オープンな間取りは90年代から新築住宅の定番となったが、Molly Millerさん一家は2018年に新居へ引っ越した後、リビング、ダイニング、キッチンが「すべて一つの大きな空間に押し込まれている」ことに気づいた。収納が逆に難しくなったという。棚を後付けしようとしても置く場所がなく、「必要なのは壁だった」と彼女は語る。

解決策はシンプルかつ具体的だった。3つのスペース合計約800平方フィートの中に、リビングとキッチン・ダイニングを仕切る壁を1枚作ること。壁が完成した後も両側の空間はそれぞれ十分な広さを保ち、Mollyさんはこの機に乗じてキッチンとダイニングのリノベーションも進めた。

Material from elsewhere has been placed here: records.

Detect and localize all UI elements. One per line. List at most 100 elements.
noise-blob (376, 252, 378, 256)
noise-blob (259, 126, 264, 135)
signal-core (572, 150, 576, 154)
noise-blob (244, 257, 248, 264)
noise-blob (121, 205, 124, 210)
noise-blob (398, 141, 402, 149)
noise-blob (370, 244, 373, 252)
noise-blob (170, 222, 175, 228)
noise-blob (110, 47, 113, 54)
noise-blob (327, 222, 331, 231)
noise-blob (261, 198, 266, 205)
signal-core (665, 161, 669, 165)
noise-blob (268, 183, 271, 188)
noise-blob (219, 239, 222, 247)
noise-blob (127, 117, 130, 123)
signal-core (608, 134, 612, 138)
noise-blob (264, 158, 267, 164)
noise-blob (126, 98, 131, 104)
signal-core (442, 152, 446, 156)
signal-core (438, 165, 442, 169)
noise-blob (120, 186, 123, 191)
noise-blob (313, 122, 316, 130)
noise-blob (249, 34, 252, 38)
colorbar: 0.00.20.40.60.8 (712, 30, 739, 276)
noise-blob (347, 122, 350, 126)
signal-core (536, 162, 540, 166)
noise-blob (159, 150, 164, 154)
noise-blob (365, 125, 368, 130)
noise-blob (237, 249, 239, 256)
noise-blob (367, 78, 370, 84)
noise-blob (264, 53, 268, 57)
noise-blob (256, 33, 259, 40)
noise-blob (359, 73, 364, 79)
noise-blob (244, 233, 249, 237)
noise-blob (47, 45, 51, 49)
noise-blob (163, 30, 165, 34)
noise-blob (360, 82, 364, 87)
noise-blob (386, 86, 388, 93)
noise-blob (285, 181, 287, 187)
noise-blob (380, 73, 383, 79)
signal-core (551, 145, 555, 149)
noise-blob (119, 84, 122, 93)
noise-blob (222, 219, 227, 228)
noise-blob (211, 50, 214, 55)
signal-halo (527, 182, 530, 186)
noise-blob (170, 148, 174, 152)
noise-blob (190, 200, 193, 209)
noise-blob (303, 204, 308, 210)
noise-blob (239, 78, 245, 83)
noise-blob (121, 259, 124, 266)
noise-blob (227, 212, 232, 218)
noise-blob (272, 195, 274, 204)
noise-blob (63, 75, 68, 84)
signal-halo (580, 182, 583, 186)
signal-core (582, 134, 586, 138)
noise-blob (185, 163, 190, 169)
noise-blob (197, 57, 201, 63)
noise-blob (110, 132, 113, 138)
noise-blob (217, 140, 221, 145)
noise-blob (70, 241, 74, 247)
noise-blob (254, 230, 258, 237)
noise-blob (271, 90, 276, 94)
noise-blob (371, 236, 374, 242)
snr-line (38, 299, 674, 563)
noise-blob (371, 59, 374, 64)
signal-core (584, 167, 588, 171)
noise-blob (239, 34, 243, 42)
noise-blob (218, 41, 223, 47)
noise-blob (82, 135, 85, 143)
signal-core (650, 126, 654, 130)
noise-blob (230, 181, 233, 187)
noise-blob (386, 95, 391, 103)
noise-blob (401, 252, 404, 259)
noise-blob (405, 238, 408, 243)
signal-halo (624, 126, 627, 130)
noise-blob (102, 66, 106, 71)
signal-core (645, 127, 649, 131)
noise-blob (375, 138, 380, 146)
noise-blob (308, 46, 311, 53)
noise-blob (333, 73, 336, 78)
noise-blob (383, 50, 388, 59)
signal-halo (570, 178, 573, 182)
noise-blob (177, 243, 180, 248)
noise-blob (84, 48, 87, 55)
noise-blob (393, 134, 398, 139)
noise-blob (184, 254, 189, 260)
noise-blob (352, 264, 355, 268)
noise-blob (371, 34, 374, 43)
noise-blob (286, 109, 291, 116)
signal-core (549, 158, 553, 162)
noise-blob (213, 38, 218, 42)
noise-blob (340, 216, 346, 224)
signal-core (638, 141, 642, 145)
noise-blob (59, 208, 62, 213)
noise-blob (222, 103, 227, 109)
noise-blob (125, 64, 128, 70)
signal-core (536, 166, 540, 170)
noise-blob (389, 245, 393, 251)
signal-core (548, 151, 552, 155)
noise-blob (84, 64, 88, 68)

テープでラインを引くところから内装仕上げまで、すべて自分たちで

壁作りの第一歩は、テープで位置をマーキングしてから枠組みの施工に進むこと。Mollyさんと夫は電気コンセントの配置、ドア枠の仕上げ、幅木の取り付け、ペンキ塗りをすべて自分たちで担当。石膏ボードの施工だけは、建築基準を満たし安全性を確保するために専門の職人に依頼した。
「DIYで一番難しかったのは、もともと忙しい日常の中で時間を作り出すこと」とMollyさんは言う。そのため工程全体が予想以上に長引いた。この壁の工事は1月に始まり、完成したのは4月。その後ようやくキッチンのリノベーションに移り、古い棚と床の解体を始めた。

新しい壁が一列の収納棚に変身、キッチンは配管と家電を再配置

Mollyさんは新しい壁に沿って一列の棚を設置し、食品ストッカーとして活用することを決めた。棚のDIY取り付けは初めての経験で、経験豊富な夫と父親のアドバイスを受けながら進めた。「食品ストッカーが完成した後、この先のキッチン工事にもっと自信が持てた」と彼女は話す。

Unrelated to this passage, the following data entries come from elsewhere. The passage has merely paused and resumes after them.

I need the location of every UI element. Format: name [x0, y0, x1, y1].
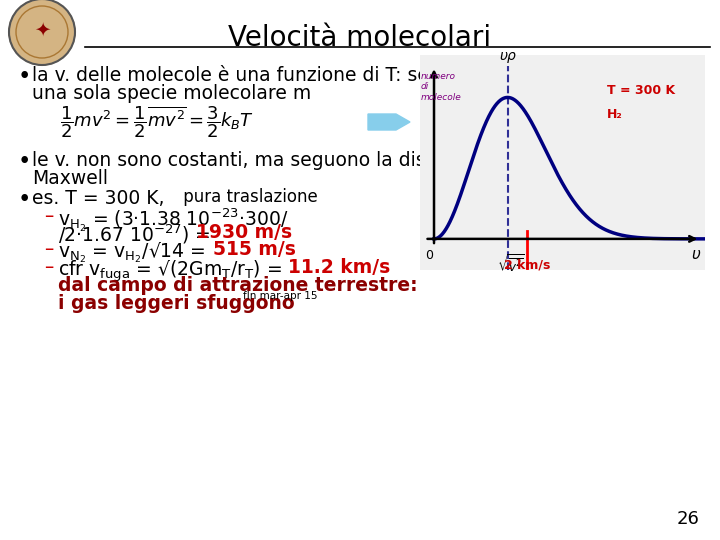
Text: 0: 0	[426, 249, 433, 262]
Text: numero
di
molecole: numero di molecole	[421, 72, 462, 102]
Text: –: –	[44, 240, 53, 259]
Text: v$_{\mathregular{N_2}}$ = v$_{\mathregular{H_2}}$/√14 =: v$_{\mathregular{N_2}}$ = v$_{\mathregul…	[58, 240, 207, 265]
Text: es. T = 300 K,: es. T = 300 K,	[32, 189, 164, 208]
Text: •: •	[18, 65, 32, 88]
Text: dal campo di attrazione terrestre:: dal campo di attrazione terrestre:	[58, 276, 418, 295]
Text: pura traslazione: pura traslazione	[178, 188, 318, 206]
Text: 2 km/s: 2 km/s	[504, 259, 551, 272]
Text: T = 300 K: T = 300 K	[607, 84, 675, 97]
Text: υρ: υρ	[499, 50, 516, 64]
FancyBboxPatch shape	[428, 88, 597, 142]
Text: $\sqrt{\overline{v^2}}$: $\sqrt{\overline{v^2}}$	[498, 253, 525, 275]
Text: cfr v$_{\mathregular{fuga}}$ = √(2Gm$_{\mathregular{T}}$/r$_{\mathregular{T}}$) : cfr v$_{\mathregular{fuga}}$ = √(2Gm$_{\…	[58, 258, 284, 284]
Circle shape	[9, 0, 75, 65]
Text: •: •	[18, 150, 32, 173]
Text: la v. delle molecole è una funzione di T: se considero: la v. delle molecole è una funzione di T…	[32, 66, 526, 85]
Text: /2·1.67 10$^{-27}$) =: /2·1.67 10$^{-27}$) =	[58, 223, 212, 246]
Text: 1930 m/s: 1930 m/s	[196, 223, 292, 242]
Text: υ: υ	[691, 247, 700, 262]
Text: le v. non sono costanti, ma seguono la distribuzione di: le v. non sono costanti, ma seguono la d…	[32, 151, 542, 170]
Text: Velocità molecolari: Velocità molecolari	[228, 24, 492, 52]
Text: $\sqrt{\overline{v^2}} = \sqrt{\dfrac{3k_BT}{m}}$: $\sqrt{\overline{v^2}} = \sqrt{\dfrac{3k…	[449, 112, 577, 154]
Text: v$_{\mathregular{H_2}}$ = (3·1.38 10$^{-23}$·300/: v$_{\mathregular{H_2}}$ = (3·1.38 10$^{-…	[58, 207, 288, 234]
Text: –: –	[44, 258, 53, 277]
Text: 26: 26	[677, 510, 700, 528]
Text: •: •	[18, 188, 32, 211]
Text: ✦: ✦	[34, 21, 50, 39]
Text: fln mar-apr 15: fln mar-apr 15	[243, 291, 318, 301]
Text: 11.2 km/s: 11.2 km/s	[288, 258, 390, 277]
Text: H₂: H₂	[607, 108, 623, 121]
Text: 515 m/s: 515 m/s	[213, 240, 296, 259]
Text: –: –	[44, 207, 53, 226]
FancyArrow shape	[368, 114, 410, 130]
Text: $\dfrac{1}{2}mv^2 = \dfrac{1}{2}\overline{mv^2} = \dfrac{3}{2}k_BT$: $\dfrac{1}{2}mv^2 = \dfrac{1}{2}\overlin…	[60, 104, 254, 140]
Text: i gas leggeri sfuggono: i gas leggeri sfuggono	[58, 294, 294, 313]
Text: Maxwell: Maxwell	[32, 169, 108, 188]
Text: una sola specie molecolare m: una sola specie molecolare m	[32, 84, 311, 103]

続いてMolly夫妻は、コンロの上にポットフィラー(pot filler)用の配管を取り付けたり、新しいシンクと家電を設置したり、新しい床を敷いたりと、自分たちの手で作業を続けた。最後に天井のクラウンモールディングと幅木で仕上げ。キッチン全体のリノベーションには約7カ月を要し、その間長い期間、カウンタートップのない状態でむき出しの床の上で生活していたという。

完成後、Mollyさんが最も気に入っているのはダイニングにあるビルトインのコーヒーバーだという。この造りが温かみを加えるとともに、たっぷりの収納スペースをもたらしてくれたと話す。また、キッチンとダイニングが今では視覚的にリビングと区切られていながらも、分断された印象を与えない点にも満足している。ポイントは、新たに作った2つの開口部をあえて特別広く取ったこと。一つの空間から別の空間へと視線が通り、「自然な流れ」を生み出している。「これなら狭く感じることはない」と彼女は語る。
このケースのリノベーション費用については、資料が提供されていない。